Regarding the issue of the increase in jet noise since the opening of a new runway at O’Hare International Airport in October of 2013, the candidates said that the issue is complicated because the federal government led the airport expansion effort.
"This expansion program was mandated by the federal government, so it’s not an easy fix," O’Connor said. She said that a solution to the noise problem is to get noise insulation for residents who are not currently on the noise map. She also said that she would like to decrease the 65-decibel level threshold that is required for federal noise insulations.
Napolitano said that O’Hare is "the machine behind the city" but that the jet noise is "driving everyone crazy." Lomanto said that he supports better usage of runways, as proposed by the Fair Allocation in Runways Coalition.
Lomanto and Napolitano both said that Edgebrook is under-represented in police presence. O’Connor said that crime is down in the ward.
The candidates also said that there is a need for a new high school on the Northwest Side and that city services such as tree trimming to deal with the emerald ash borer should be improved.
"I would like to be on the public safety committee to advocate for more police equipment," Napolitano said. "Times are changing, and people are not looking at police the way they did in the past. I’d like for these police officers to have more training in how they deal with these issues, because it also affects them."
Lomanto said that he would focus on cutting waste as an alderman. "There is so much waste that goes on in this city," he said. "There are repairs that get done over and over for the same project, and it’s not going in the right direction."
Napolitano said in his closing statement that he would like to be an alderman because the "little guy" needs to be heard and that an alderman makes tough decisions that sometimes are unpopular.
"I want the elitists out of this," Napolitano said. "I want the neighborhood people to be a part of this."

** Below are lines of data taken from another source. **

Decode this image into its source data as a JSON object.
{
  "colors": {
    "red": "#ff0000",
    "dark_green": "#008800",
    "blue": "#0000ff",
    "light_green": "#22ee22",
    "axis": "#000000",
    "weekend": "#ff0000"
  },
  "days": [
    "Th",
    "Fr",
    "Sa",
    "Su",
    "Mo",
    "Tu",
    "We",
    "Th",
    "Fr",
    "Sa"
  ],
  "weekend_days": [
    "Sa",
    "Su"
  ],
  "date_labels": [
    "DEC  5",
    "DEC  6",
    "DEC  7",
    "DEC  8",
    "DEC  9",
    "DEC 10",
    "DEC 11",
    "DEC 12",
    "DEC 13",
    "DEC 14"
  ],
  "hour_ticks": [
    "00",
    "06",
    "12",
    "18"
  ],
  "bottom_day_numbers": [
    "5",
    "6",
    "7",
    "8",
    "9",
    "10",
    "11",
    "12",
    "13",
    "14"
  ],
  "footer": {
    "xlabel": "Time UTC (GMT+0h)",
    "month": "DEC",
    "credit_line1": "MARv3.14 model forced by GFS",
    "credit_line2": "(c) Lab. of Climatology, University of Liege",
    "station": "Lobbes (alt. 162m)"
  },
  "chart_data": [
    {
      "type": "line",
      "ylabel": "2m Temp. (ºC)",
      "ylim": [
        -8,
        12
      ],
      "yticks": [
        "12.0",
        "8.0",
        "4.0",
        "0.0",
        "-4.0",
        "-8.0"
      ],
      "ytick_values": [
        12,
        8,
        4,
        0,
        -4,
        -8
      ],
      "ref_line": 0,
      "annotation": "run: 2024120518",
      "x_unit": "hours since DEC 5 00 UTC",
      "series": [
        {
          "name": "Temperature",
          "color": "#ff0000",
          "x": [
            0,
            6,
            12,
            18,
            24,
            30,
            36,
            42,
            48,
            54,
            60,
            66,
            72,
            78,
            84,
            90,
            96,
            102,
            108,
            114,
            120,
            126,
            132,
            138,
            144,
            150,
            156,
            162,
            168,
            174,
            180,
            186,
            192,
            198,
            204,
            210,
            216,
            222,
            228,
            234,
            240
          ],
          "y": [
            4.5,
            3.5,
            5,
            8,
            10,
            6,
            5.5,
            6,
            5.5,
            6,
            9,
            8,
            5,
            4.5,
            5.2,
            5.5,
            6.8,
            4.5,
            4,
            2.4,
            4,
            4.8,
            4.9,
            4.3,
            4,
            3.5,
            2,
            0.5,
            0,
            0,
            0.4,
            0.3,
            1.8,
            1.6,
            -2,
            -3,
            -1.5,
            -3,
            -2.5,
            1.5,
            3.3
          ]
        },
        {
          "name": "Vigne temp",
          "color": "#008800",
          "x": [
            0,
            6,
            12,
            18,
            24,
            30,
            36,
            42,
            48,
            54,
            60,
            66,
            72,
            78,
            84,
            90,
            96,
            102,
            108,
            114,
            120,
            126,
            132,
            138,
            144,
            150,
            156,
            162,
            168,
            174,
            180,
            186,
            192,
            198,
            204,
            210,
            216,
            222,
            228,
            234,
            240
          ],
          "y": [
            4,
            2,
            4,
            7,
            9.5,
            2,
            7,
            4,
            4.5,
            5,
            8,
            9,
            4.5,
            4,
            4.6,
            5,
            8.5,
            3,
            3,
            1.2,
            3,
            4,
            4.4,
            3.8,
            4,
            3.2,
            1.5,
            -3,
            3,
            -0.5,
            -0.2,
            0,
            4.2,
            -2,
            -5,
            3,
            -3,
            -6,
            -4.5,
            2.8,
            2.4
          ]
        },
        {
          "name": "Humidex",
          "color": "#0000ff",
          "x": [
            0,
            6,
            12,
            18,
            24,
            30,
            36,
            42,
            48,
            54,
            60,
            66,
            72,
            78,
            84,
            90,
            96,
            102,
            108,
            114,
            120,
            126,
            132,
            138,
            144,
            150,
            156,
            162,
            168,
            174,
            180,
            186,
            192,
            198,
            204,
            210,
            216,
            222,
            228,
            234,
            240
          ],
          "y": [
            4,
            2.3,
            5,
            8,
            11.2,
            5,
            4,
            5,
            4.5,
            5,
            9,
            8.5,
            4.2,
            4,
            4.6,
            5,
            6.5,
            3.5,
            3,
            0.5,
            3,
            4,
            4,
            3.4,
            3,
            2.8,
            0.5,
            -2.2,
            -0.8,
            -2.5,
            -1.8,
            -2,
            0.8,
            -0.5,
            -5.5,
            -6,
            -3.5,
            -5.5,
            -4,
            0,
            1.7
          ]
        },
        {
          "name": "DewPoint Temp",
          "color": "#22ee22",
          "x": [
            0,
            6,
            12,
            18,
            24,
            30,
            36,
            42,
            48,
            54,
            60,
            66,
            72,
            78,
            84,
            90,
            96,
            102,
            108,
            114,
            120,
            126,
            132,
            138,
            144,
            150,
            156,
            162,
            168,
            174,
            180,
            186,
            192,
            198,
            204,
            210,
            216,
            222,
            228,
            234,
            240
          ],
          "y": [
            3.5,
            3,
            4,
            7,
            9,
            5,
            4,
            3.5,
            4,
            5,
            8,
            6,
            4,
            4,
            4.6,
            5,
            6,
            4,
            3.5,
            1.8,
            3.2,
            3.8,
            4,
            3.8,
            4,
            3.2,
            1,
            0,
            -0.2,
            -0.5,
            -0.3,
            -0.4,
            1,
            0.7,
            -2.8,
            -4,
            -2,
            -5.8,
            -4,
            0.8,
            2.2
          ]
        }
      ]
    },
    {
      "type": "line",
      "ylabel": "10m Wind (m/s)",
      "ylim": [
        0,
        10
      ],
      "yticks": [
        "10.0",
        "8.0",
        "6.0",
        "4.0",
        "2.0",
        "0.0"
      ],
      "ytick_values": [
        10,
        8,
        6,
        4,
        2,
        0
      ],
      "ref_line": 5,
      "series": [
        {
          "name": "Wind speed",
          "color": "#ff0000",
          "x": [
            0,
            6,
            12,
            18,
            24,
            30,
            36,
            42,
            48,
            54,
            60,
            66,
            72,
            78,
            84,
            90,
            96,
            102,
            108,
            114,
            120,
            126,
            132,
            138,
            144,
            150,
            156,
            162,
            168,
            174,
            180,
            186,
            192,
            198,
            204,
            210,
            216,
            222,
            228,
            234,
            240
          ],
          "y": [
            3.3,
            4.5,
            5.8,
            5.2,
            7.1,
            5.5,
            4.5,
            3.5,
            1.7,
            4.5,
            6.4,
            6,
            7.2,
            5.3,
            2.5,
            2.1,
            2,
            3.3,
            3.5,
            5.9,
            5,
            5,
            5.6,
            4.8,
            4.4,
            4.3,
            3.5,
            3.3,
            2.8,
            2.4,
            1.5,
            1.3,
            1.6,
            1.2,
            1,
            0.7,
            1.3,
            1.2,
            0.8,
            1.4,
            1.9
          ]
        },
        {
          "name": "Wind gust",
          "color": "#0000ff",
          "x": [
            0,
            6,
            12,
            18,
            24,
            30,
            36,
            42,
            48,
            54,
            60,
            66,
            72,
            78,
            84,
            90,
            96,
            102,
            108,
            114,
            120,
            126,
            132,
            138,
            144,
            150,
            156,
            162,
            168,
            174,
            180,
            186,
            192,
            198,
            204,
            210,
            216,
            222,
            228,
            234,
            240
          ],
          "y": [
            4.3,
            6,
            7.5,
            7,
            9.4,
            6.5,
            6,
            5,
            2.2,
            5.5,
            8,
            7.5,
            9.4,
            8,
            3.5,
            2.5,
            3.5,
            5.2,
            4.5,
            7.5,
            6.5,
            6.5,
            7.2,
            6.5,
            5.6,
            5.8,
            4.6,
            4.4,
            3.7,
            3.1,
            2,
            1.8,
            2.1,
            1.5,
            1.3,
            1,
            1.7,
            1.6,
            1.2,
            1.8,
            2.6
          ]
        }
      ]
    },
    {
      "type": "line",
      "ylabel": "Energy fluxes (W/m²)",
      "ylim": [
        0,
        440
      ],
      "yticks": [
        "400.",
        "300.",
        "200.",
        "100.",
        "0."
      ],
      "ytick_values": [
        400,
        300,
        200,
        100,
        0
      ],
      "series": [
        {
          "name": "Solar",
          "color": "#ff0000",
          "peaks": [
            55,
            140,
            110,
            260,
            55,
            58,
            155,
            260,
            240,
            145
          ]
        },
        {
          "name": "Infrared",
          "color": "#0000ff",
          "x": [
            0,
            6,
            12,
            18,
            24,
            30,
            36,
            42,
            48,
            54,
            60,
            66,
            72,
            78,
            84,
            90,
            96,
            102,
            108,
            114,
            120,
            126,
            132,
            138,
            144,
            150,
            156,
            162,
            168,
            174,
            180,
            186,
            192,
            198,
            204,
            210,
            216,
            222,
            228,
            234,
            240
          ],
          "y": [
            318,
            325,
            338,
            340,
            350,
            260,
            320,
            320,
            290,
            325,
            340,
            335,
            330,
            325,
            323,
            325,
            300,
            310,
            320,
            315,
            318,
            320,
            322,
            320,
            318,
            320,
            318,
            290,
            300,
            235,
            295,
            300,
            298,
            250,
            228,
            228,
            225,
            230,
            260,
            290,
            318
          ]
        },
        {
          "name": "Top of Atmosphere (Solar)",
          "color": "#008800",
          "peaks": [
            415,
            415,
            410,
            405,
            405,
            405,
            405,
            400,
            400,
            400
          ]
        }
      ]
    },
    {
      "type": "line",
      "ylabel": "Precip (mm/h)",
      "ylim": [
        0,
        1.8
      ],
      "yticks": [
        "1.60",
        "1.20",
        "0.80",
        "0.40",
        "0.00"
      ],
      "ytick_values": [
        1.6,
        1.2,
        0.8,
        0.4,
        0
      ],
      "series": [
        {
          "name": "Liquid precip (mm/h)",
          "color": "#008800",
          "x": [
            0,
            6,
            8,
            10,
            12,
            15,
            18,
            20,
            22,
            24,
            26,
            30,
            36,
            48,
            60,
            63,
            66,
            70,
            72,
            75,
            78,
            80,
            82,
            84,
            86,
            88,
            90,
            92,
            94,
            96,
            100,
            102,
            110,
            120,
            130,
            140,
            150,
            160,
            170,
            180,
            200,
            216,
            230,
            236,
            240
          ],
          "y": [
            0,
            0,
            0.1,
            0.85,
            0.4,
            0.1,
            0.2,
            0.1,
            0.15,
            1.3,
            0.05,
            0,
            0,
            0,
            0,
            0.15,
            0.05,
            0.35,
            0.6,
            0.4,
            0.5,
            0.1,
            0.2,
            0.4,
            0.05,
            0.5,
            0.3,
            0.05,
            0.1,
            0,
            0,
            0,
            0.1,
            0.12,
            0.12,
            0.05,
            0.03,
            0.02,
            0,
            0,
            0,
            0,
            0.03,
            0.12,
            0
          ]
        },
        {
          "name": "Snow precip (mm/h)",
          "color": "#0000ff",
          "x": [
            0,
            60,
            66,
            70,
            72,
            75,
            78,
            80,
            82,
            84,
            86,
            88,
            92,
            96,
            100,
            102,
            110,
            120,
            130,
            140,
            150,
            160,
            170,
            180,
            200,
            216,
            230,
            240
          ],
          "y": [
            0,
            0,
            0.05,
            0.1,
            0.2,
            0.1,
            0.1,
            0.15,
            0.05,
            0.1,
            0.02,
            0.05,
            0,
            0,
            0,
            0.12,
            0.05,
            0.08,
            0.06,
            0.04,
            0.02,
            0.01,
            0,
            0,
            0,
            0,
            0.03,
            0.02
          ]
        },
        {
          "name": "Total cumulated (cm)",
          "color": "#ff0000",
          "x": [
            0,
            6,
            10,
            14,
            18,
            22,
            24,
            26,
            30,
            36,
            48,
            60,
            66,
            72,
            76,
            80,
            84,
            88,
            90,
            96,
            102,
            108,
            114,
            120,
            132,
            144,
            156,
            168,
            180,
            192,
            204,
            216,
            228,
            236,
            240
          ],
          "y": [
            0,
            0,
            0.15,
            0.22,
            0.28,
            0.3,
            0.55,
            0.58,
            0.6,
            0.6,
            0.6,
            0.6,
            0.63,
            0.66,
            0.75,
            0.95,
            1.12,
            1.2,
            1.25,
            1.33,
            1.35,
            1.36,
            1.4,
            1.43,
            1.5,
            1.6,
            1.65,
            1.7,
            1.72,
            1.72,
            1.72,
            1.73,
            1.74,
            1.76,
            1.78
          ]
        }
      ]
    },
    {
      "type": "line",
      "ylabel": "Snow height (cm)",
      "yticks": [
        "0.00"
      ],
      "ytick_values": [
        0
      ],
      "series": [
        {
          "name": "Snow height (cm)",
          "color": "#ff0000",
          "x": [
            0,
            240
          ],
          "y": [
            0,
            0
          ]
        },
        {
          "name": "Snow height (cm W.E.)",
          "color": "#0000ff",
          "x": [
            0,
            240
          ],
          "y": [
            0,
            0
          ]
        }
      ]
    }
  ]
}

"The mayor has not been very good to us, but he needs to understand that in order to get my vote he needs to take care of the 41st Ward, and that’s what’s it’s all about," Lomanto said.
"Since I’ve come into office I’ve done a lot," O’Connor said. "I have listened to your concerns, and hopefully I have earned your respect.
"I’ve worked on your schools, your parks and invested $30 million in infrastructures. There is always a list to be done and we need to continue to learn and improve on that."